Голова продолжала кружиться. Ещё бы!.. Три года не курить, а потом почти сразу после сброса, да ещё табак… хороший, кстати, табак. Надо будет ещё такого достать.
— Вот дрянь, — прокомментировал Ренни. — Тон, вот почему Лин так не делает, а?
— Потому что Лин делает по-своему, — отозвалась Тон. — Можешь полюбоваться.
— Спасибо, — язвительно отозвался Ренни. — И что ты скажешь… про это?
— Иди туда, через час откроется зона, — пожала плечами Тон. — Я, например, пойду. Потому что если Лин ещё раз повторит фокус с рисом, у меня не выдержат нервы и я надаю ему по шее. Я старалась, а он!..
Лин, в отличие от друга, курить и не пытался. Он экспериментировал с едой. Результаты экспериментов есть было уже нельзя, да и выглядели они так, что любой параноик убежал бы с криком. Чего стоила одна башня из кусочков хлеба, для прочности политая всем чем можно!
— По крайней мере, он не отравится, потому что есть это точно не станет, — вздохнул Ренни, — Тон, оставь мне Монику и смотайся к Рино, попроси её нам помочь.
— Вот ещё! И не подумаю даже. Если хочешь доброго совета, открывай зону…
— Ничего я делать не буду. Пошли лучше гостей встретим.
— Господи, вот только гостей нам сейчас не хватало! — всплеснула руками Тон. — И кто это?
— Смотри.
Спустя полчаса Тон и думать забыла, что сначала гостям не обрадовалась. Тана с маленькой дочкой, которую звали Нико, и Тон с Моникой устроили себе настоящий праздник. Запустили девчушек общаться в наспех раскинутое под деревьями симбиотическое пространство, а сами, усевшись рядышком, принялись за любимое дело всех мам — обсуждение достоинств своих детей. Нико и Моника тоже быстро нашли общий язык, по крайней мере, предложенная Моникой игра в «красный—жёлтый», с которой начинали обучение все потомственные Встречающие, малышкой-аарн была принята с восторгом. А мамы радовались отличной погоде, солнышку и тому, что в ближайшее время можно просто спокойно отдыхать.
… Ренни и Павел Сарин устроились на широкой открытой веранде в китайской части дома. Дом, к слову сказать, был уникальный — наполовину китайский, наполовину английский. В трёх надземных этажах располагались жилые комнаты, несколько гостиных, библиотека, приведшая Сарина в изумление, две столовые, и несколько помещений, назначение которых Ренни не стал объяснять.

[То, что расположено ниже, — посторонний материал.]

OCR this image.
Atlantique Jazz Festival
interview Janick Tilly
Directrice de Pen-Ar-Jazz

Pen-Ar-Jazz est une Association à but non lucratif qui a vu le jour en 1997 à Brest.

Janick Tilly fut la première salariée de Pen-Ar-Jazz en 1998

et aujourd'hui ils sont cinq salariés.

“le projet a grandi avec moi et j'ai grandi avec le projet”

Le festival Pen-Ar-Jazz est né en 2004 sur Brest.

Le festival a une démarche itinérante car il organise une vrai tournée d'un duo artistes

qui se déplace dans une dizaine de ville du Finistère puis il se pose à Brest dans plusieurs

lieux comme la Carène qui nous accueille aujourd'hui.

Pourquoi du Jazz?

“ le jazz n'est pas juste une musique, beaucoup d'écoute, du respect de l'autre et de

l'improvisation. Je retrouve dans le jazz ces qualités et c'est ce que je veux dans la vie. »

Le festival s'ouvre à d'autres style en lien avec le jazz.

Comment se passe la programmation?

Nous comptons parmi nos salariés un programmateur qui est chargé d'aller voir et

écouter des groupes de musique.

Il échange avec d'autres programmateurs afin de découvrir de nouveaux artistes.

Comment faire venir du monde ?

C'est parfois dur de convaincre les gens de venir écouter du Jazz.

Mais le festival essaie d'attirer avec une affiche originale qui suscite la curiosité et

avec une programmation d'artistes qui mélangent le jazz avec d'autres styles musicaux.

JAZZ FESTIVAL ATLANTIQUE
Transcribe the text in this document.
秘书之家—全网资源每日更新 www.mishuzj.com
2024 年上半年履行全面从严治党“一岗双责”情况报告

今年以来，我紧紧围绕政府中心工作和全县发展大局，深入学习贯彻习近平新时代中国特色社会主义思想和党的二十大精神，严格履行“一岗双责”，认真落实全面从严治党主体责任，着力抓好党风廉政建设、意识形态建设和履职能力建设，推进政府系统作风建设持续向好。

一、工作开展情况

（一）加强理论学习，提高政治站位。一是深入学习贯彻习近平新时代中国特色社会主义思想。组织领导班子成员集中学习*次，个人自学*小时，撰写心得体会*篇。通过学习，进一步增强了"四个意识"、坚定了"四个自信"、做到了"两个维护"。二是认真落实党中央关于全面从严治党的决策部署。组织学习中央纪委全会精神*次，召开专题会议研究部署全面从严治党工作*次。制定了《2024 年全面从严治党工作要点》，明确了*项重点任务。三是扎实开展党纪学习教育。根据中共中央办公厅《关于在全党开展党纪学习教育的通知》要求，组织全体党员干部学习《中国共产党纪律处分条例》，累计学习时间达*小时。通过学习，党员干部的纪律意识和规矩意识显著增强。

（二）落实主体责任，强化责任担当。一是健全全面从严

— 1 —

Почти час Реджинальд показывал Павлу, что и как тут устроено.
— Выпьете что-нибудь, дварх-капитан? — спросил Ренни, когда они, вдоволь набродившись по дому, вернулись на веранду.
— Я уже три года как не капитан, — ответил Сарин. — Вы просто не в курсе.
— Правда? — удивился Ренни. — Позвольте, но…
— Я оставил службу, — улыбнулся аарн, садясь в кресло. — Практически сразу по возвращении домой. Многие из нас после Эвена поняли, что никогда больше не возьмут в руки оружие.
Реджинальд пристально посмотрел на Сарина, покачал головой.
— Психошок после убийства не единственная причина? — тихо спросил он.
— Верно, — ответил Павел. — Второй причине мы пришли сказать «спасибо». Если бы Сэфес не помогли вернуть Тане жизнь… — Он замялся, опустил глаза. — В общем, благодарность они заслужили. — Сарин улыбнулся. Встречающий засмеялся.
— Придётся подождать, пока мы их выпустим. Простите, ради бога, что вам не разрешили посадить корабль, но…
— Мы понимаем, — кивнул аарн. — Тана очень хотела с ними встретиться, но тогда мы не успели, они ушли в рейс…
— А теперь из рейса вернулись. Кстати, то, что произошло на Эвене и после, было и для наших немного чересчур…
Речь шла о событиях, которым Ренни был свидетелем, а Сарин непосредственным участником. Ниамири Керр, эмпат одного из конклавов, после очередной перестройки Сети потеряла свою зону влияния — и вместе с ней родную планету. В попытке вернуть утраченное Керр устроила хитроумный обман-провокацию: Аарн, уверенные, что карают убийц и преступников, напали на Эвен. Ошибка вскрылась, погибшие были воссозданы, но шок оказался слишком силён.
— Немного чересчур? В каком смысле?.. — не понял Сарин.
Прочесть эмоции Встречающего было невозможно. Ровное золотистое сияние — и ни тени, ни шума обычного эмоционального фона. Чистый, прозрачный свет. Поэтому приходилось довольствоваться словами.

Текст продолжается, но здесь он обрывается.